Not that I’m advocating any lack of omniscience in God. He certainly knows what choices we will make, because he does know us better than we know ourselves. He did plan our identities. He planned our spirits and planned the bodies we would inhabit. He knew what our capabilities would be and planned to put us in situations that would best teach us and let us use those abilities to further his work.
Again delving into my own religion and not general Christian beliefs, I believe in a pre-earth life. God created our spirits and we lived with Him for a time before we were sent to live in our physical bodies. In that time, He chose some of us as prophets, as leaders, and so on. How detailed was this foreordination? I’m not sure. It was not something forced upon us, but a calling, and it is something we could then and still now can reject by our choices. If we choose not to follow Christ, then we lose the privilege of the blessings he set before us.
When I was 18 I received a patriarchal blessing. (Don’t worry, I’ll bring this all back again). A patriarch in the LDS church is a priesthood holder set apart to give blessings of instruction and insight. These blessings are much like those given by Adam to his seed, or by Isaac to Jacob, or by Jacob (Israel) to his sons. Anyway, in mind I was told that God knew me in the pre-earth life, and that He “observed my humility and diligence.”
It’s ok, you can laugh now. Knowing me you know that I am neither humble nor particularly diligent.
I had a discussion once with a mission companion. He was struggling with obeying the rules strictly. He said “that’s just not me.” And that’s when it all came clear to me. Maybe I wasn’t living life in a particularly humble or diligent manner. But God knows me better than I know myself. Inside, my spirit, my core, I had a humble nature. I just have lived on Earth in a way to bury it.
God knows what we’re capable of, and He has set us so that our strengths, and even our weaknesses, can be used for His work.

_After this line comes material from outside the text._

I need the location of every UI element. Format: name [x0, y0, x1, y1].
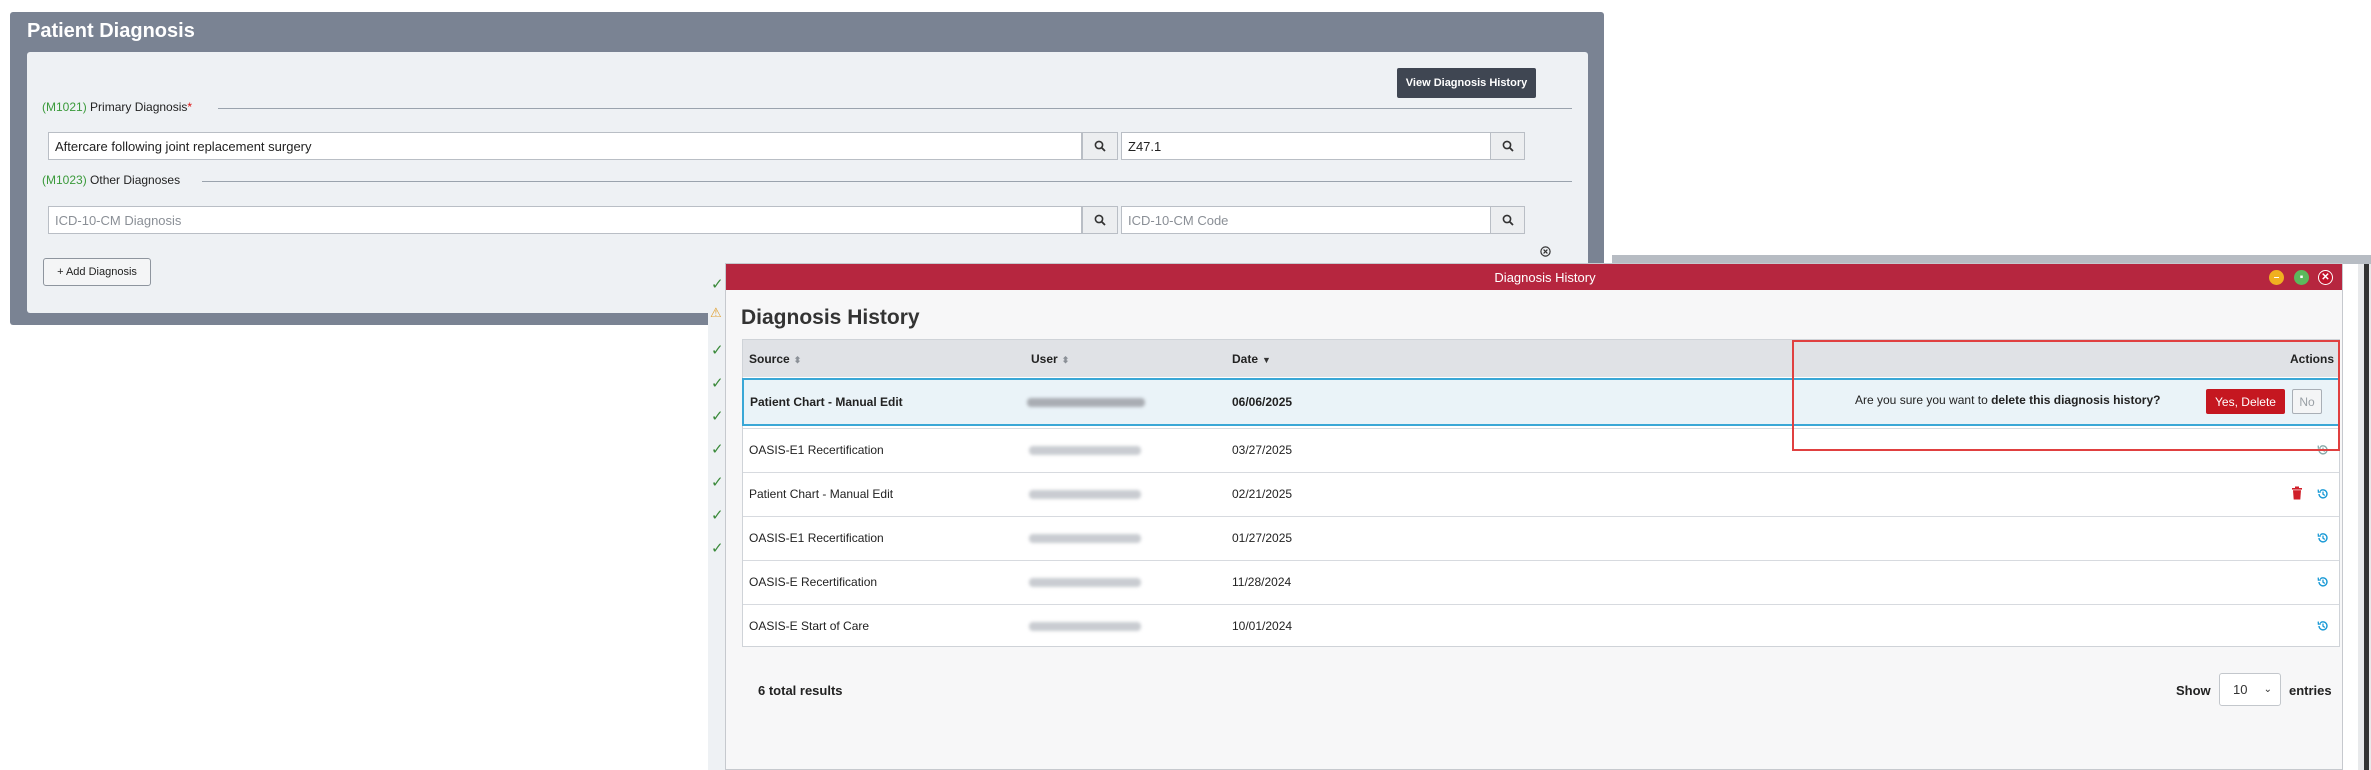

So the point of the chapter is that we’re not an accident. God knew, planned on, in fact, the adverse circumstances we would be in. Out sorrows and disadvantages are not punishments. They are the things God knew would be able to pull our best selves out.
Point to Ponder: I am not an Accident.
My compulsive tendencies, my ADHD, these are not curses. These are the things God gave to test and try me. And given those traits, which God planned in me, I am suited for the purposes he has for me. I’m not unwanted, no matter how the world around me makes me feel. In fact, I am needed.
Verse to Remember: Isaiah 44:2 (KJV version): “Thus saith the Lord that made thee, and formed thee from the womb.”
God planned me before I was even born. Before I was even conceived in fact.
Question to Consider: I know that God uniquely created me. What arezas of my personality, background, and phsyical appearance am I struggling to accept?
Well, as I mentioned before, I have personality disorders: Depression, ADHD, compulsive tendencies. These are not just things that I’ve developed, they are a part of my genetic makeup. Do thy cause unhappiness? Sometimes. But part of the plan God has is learning to cope with these things, or even use them. I have become largely at peace with a lot of them, at least in terms of how I think of myself. I still struggle with adjusting my life to live with them appropriately.